Zero-shot classification is a technique that allows a model to classify text into categories it was never explicitly trained on. Unlike traditional classifiers that require labeled training data for each category, a zero-shot model can generalize to any set of labels at inference time. You simply provide the text and the categories you want, and the model determines which ones fit best.
This is possible because the model was trained on natural language inference (NLI) — the task of determining whether a hypothesis follows from a premise. For each candidate label, the model evaluates whether the statement “This text is about [label]” is entailed by the input text. The confidence scores reflect how strongly the model believes each label applies.
Zero-shot classification repurposes an NLI model. For each candidate label, the input text is paired with a hypothesis like “This example is [label]”. The model then predicts whether the hypothesis is entailed (true), contradicted (false), or neutral. The entailment score for each label becomes the classification confidence.
This means the model runs one forward pass per candidate label. More labels means more computation, but each label is evaluated independently. This architecture is what makes it “zero-shot” — the model has never seen your specific labels during training, but it understands language well enough to judge semantic compatibility.

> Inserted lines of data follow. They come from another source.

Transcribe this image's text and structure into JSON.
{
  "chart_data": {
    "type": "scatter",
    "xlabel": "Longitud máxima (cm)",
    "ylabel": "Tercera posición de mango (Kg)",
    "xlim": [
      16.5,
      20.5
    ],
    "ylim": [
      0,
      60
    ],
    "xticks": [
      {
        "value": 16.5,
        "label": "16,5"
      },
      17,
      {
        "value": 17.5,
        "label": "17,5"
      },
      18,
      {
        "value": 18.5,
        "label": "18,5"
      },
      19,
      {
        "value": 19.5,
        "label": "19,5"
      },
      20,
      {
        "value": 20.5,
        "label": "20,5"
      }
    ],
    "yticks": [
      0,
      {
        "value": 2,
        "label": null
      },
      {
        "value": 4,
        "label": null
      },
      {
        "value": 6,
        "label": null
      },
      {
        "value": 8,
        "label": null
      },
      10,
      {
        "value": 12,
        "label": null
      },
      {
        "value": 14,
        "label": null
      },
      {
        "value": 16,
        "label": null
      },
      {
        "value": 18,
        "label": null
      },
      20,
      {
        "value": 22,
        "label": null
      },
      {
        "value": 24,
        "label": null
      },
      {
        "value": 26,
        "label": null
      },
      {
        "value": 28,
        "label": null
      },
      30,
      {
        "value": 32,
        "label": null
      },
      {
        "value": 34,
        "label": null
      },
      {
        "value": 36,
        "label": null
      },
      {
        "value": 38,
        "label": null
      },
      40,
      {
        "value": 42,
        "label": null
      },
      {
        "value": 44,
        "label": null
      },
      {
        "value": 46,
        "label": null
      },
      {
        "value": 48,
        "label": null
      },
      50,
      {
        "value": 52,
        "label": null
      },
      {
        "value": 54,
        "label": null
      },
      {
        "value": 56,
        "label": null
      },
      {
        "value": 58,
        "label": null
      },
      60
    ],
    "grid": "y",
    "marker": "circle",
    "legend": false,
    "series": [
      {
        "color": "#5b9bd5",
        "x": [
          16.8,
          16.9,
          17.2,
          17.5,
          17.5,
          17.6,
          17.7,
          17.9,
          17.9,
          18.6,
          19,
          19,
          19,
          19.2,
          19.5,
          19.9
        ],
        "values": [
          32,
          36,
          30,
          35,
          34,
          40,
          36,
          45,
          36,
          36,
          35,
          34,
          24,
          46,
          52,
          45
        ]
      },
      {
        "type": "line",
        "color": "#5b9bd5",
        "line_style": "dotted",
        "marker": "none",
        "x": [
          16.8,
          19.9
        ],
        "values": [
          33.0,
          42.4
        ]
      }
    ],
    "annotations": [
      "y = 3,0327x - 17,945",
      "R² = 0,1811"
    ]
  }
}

In single-label mode (default), the scores are normalized with softmax so they sum to 100%. The model picks the single best-fitting category. In multi-label mode, each label is scored independently using sigmoid, so multiple labels can have high scores simultaneously. Use multi-label when text can belong to several categories at once — for example, a news article might be about both “technology” and “business”.
Zero-shot classification demonstrates one of the most powerful capabilities of modern language models: transfer learning. A model trained on one task (NLI) can be repurposed for a completely different task (classification) without any additional training. This eliminates the need to collect and label training data for every new classification problem, making NLP accessible to anyone who can describe their categories in natural language.
Enter any text in the input area and define your categories as a comma-separated list. Click “Classify” to run the model. Try the preset examples to see how the model handles sentiment analysis, topic classification, intent detection, and emotion recognition — all with the same underlying model and no task-specific training. The model runs entirely in your browser using Transformers.js — your text never leaves your device.